The present study population validated our previous observations in high-risk rectal cancer patients of strong association between cell-free damaged mtDNA in the circulation and systemic inflammatory factors [32]. In the present investigation, we chose to analyse serum IL-6 because, in CRC patients, IL-6 has been shown directly linked to the clinical presentation of the systemic inflammatory response, such as skeletal muscle wasting under metabolic malfunctioning [49]. We confirmed that elevated IL-6 was predictive of unfavourable DMFS but seemed not to be an effector of the cell-free damaged mtDNA.
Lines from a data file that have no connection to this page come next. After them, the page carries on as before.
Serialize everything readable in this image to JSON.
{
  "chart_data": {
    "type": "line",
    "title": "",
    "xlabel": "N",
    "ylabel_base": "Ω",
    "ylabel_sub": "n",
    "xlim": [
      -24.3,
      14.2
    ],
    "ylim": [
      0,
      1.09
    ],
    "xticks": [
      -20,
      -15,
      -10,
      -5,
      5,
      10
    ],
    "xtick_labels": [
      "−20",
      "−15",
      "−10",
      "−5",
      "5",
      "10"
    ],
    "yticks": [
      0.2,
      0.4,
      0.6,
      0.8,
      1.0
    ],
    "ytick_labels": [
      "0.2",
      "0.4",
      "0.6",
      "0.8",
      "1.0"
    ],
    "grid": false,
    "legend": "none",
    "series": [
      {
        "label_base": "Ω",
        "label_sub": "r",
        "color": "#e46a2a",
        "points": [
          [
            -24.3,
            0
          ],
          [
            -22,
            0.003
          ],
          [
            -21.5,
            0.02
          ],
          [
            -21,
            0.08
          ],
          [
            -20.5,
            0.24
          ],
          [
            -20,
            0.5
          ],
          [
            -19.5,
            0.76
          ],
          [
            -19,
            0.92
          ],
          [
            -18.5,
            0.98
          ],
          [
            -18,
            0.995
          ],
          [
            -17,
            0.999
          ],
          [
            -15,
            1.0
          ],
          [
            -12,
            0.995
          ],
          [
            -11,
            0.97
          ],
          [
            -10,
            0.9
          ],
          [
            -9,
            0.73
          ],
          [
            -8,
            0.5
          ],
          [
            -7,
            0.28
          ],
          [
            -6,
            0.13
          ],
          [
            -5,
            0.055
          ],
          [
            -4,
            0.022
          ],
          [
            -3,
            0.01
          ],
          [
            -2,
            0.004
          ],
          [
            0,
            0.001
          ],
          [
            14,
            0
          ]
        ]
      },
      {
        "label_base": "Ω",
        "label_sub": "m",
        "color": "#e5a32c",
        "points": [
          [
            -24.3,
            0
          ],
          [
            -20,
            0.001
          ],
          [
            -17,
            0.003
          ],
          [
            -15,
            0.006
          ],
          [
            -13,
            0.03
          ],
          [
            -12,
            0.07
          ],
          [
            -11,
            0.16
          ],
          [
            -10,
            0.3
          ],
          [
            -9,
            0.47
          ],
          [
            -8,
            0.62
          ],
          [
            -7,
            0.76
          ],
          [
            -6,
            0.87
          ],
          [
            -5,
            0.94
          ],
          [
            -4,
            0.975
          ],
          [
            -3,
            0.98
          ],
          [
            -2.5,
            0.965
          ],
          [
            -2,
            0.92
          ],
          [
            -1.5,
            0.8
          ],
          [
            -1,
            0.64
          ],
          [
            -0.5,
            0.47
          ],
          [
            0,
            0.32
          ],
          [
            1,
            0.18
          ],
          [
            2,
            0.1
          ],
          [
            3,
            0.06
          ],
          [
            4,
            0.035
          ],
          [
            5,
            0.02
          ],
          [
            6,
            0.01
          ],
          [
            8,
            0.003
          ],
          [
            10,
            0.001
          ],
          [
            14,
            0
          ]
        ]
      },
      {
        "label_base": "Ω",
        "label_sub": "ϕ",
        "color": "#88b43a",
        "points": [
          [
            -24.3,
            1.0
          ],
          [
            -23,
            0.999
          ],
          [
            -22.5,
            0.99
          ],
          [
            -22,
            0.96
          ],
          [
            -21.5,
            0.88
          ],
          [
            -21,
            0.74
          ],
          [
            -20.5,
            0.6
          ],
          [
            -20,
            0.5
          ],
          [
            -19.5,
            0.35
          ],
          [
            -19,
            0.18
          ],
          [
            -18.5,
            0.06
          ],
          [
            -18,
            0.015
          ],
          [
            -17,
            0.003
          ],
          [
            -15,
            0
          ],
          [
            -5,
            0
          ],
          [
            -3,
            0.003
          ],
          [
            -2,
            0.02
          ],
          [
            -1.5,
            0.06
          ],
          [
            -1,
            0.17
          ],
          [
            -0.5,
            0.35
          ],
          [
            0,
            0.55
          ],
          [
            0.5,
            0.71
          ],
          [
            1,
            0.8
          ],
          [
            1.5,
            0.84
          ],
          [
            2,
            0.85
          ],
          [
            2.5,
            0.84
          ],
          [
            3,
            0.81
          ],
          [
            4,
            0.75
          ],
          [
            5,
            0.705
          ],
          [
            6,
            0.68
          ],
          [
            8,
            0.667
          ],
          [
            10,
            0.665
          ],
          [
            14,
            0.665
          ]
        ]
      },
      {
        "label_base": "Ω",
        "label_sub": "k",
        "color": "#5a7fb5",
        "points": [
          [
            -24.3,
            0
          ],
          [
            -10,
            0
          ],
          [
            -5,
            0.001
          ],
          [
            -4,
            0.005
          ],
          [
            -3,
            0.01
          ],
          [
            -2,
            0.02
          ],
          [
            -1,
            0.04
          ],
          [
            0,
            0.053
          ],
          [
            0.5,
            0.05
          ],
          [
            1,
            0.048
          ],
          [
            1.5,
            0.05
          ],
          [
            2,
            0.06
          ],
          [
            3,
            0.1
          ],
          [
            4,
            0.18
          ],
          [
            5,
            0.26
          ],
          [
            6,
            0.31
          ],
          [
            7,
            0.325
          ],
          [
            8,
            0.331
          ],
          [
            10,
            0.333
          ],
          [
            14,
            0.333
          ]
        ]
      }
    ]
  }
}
CRC is one of the most common malignancies worldwide with a particularly high incidence in very-high Human Development Index regions [50]. Approximately a third of rectal cancer patients given neoadjuvant radiation experience metastatic failure [51, 52], which is the result of distant organ colonisation by surviving clonogenic tumour cells. The constitutional immunity of the patient may be of note in this context. Because the dynamic metabolism during activation of quiescent helper T cells and the resulting cytotoxic effector program that can eliminate clonogenic tumour cells have been explored predominantly in mouse models, proving the same responses may occur in patients can become the next step in clinical cancer immunology. With the purpose of improving diagnostic precision and treatment personalisation, it is feasible to undertake mtDNA sequencing of peripheral blood to assess the TVN. Even determining the mtDNA haplogroup type may suffice. The statistical associations presented in this study suggest that a patient’s constitutional mtDNA manifests the helper T-cell capacity to mount immunity that controls metastatic susceptibility in CRC.